Jack Kavanagh

Personal information
- Nationality: British (English)
- Born: England

Sport
- Sport: Athletics
- Event: Long-distance running

Achievements and titles
- Personal best(s): 1500m: 3:41.88 (London, 2025) 3000m: 7:54.06 (London, 2026) 5000m: 13:44.95 (London, 2025) Road 5k 13:34 (Leicester, 2025) Marathon: 2:30:35 (Dublin, 2025)

= Jack Kavanagh (runner) =

British long-distance runner

Jack Kavanagh (born 13 April 2000) is a British long-distance runner. In 2025, he became English champion over 5000 metres and was runner-up to Josh Kerr over that distance at the 2025 UK Athletics Championships.

==Biography==
Kavanagh grew up in Surrey and attended Hurst Green Infant School, Holland Junior School and Oxted School. He has a family background in athletics, and his grandfather helped build the track at Holland Sports Athletics Club, and although Kavanagh himself trained himself there as a child, he later focused more on team sports such as football.

Kavanagh worked as a teacher in Hurst Green, near Oxted, Surrey, and started running again as a hobby during the Covid-19 pandemic.
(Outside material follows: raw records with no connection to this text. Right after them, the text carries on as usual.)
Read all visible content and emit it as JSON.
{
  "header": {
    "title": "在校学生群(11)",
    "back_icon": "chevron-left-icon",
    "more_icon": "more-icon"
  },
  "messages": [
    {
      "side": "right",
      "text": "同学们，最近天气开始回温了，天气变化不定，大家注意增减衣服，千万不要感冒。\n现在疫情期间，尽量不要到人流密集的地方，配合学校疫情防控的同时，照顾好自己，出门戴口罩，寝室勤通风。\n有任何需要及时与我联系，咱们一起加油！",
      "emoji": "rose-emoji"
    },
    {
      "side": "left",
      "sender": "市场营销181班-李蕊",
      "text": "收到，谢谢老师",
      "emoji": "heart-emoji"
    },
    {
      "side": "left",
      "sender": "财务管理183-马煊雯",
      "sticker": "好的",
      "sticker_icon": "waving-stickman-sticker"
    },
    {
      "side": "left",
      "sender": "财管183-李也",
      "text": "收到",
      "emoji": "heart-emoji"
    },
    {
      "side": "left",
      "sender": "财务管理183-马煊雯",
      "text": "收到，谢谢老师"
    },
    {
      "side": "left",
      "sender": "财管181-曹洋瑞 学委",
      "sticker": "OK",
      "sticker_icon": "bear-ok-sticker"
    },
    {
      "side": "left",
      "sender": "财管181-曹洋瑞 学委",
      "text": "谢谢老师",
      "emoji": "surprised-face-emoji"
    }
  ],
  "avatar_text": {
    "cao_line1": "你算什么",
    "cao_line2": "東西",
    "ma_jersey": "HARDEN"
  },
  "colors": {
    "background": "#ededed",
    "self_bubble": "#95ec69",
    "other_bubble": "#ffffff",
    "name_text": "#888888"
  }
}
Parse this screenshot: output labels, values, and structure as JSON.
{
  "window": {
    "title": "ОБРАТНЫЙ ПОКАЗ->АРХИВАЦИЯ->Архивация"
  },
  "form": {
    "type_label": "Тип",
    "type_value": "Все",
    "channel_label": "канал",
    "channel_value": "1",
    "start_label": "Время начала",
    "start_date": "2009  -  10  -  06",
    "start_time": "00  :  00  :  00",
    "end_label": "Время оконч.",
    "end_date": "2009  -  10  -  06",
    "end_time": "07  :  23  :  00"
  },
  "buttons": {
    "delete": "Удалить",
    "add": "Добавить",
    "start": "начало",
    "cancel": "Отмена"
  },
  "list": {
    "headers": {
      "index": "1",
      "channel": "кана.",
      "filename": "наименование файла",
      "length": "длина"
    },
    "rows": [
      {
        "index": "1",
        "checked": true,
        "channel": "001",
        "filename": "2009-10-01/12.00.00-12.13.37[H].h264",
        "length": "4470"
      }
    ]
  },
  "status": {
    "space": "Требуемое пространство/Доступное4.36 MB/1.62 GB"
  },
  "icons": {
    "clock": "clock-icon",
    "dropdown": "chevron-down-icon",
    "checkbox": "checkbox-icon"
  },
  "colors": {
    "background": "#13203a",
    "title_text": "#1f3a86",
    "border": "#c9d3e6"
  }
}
He completed the 2021 London Marathon for charity in three hours and four minutes. In 2021, he also ran 5 km on the road in 16:32. He began to train again at Holland Sports Athletics Club in Hurst Green where he began to be coached by former Olympic competitor Neil Danby. He also received coaching around aspects such as mindset, nutrition and sleep from former professional footballer Nicky Forster, who also grew up in Hurst Green.

Kavanagh had his first elite race at the PUL5K Friday Night Under the Lights, in Battersea Park in February 2024, where he came second with a time of 14:03. He lowered his 5 km road personal best to 13:48 whilst representing England for the first time at the Home Nations race in Cardiff in August 2024, where he finished in second place.

Kavanagh finished second over 5k at the Armagh International Road Race in February 2025, in a time of 13:35. He ran a personal best on the road of 13:34 for 5 km at the Podium Festival in Leicester in March 2025. In July 2025, Kavanagh became the English champion on the track over 5000 metres. The following month, Kavanagh was runner up behind Josh Kerr over 5000 metres at the 2025 UK Athletics Championships in Birmingham.

Kavanagh ran 13:44 at the FNUL x Adidas x SportsShoes 5 km in Battersea in November 2025, breaking the course record set by Jack Rowe in 2021, and moved to third on the British 2025 list for the distance behind Sam Atkin and Will Barnicoat. In January 2026, Kavanagh ran a 14:48 Parkrun on New Years Day before winning the Senior
Men's race at the Surrey Cross Country Championships. In May, he ran a meeting record 13:46.71 to win over 5000 m in Prague at the KPMG Prague Night of PBs. Kavanagh represented Great Britain in the European 10,000m Cup. In June, he ran a personal best of 7:54.09 as he retained his men's 3000 m title at Hercules Wimbledon.